彼が一瞬でも幸せを感じた瞬間があったとすれば、、、
貧困生活で薬漬け売春稼業の母との二人暮らしの少年(シャロン)が、自分をゲイだと気付き、辛さ・苦悩を抱えながら生き長らえていく様を、少年・青年・成人の三部構成で描いた作品です。観客は、無口な彼の気持ちを、ファン(少年時代のシャロンを虐めっ子から救った大麻売人の元締め)とケヴィン(シャロンの幼馴染)を通じて理解していきます。この二人との会話・触れ合いの描き方が、当作品の肝で、彼らの会話に引き込まれるかどうかで、当作品の評価が変わってくるでしょう。私はストーリー性がある作品を普段は好みますが、当作品の様な会話に引き込まれるロードムービー的な作品にとても惹かれる時があり、当作品は好きになりました。ファン役のマハーシャラ・アリは、当作品とグリーンブックでオスカー助演を受賞していますが、私にとっては両作品とも似た様なテーストで気に入っています。
ファンとの出会いがシャロンを成人まで生き長らえさせたのだと思いますし、年齢が離れたバディ的な繋がりを感じさせます。ファンは人間的に根は良い奴なのでしょう、シャロンとの出会いによって、自分の職業に対して葛藤し始める様子もうかがえ、前半は彼の存在により、当作品に引き込まれていきました。社会の底辺で暮らす人々にとって、成り上がる事とは底辺層での上下関係において上に立つ事でしか無いのでしょう。

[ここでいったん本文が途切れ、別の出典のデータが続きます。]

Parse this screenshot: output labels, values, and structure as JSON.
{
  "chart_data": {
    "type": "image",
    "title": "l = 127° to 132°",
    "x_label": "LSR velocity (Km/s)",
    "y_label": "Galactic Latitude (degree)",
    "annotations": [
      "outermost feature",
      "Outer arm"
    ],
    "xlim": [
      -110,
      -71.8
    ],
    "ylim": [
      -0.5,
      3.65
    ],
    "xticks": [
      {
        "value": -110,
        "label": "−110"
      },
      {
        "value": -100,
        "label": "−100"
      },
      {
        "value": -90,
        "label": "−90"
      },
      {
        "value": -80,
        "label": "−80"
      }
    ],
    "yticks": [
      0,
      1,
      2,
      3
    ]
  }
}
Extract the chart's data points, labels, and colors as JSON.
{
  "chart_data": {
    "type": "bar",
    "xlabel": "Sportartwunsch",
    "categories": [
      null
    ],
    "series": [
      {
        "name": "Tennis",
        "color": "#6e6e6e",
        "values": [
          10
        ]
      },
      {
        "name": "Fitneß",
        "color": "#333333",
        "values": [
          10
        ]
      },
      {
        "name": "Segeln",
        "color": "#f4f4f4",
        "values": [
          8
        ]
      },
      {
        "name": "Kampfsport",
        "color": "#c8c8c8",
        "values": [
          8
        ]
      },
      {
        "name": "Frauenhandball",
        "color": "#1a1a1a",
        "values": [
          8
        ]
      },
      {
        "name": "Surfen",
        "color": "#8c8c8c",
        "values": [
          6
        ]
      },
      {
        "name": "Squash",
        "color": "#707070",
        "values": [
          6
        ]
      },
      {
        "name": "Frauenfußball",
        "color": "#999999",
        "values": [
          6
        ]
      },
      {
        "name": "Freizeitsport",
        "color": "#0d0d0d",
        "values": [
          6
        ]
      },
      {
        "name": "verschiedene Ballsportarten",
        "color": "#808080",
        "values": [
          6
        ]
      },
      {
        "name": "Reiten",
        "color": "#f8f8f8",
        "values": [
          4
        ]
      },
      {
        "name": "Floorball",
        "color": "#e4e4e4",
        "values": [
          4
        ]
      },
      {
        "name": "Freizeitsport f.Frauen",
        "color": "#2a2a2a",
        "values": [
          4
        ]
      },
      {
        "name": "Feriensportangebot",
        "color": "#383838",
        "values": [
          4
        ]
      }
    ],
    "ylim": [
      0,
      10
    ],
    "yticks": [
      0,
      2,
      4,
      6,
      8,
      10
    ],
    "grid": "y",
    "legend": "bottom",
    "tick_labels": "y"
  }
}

青年から成人の部では、ケヴィンとの関係が中心になります。ケヴィン役のアンドレ・ホランドも中々の好演でした。無口なシャロンを何とか喋らせる突っ込み役のコミュニケーション能力は抜群でした。特に成人の部での二人の会話の緊張感は当作品の最大の見所です。意を決したシャロンの一言を言わせる為の演出・演技合戦は見応えがありました。ラストの締め方をどうするのかなぁとハラハラしながら観てましたが、私が腹落ちする納め方(余韻を残したエンディング)も好きです。音楽もヒップから不協和音、昔のラブ・ポップス等バラエティ豊かで好きです。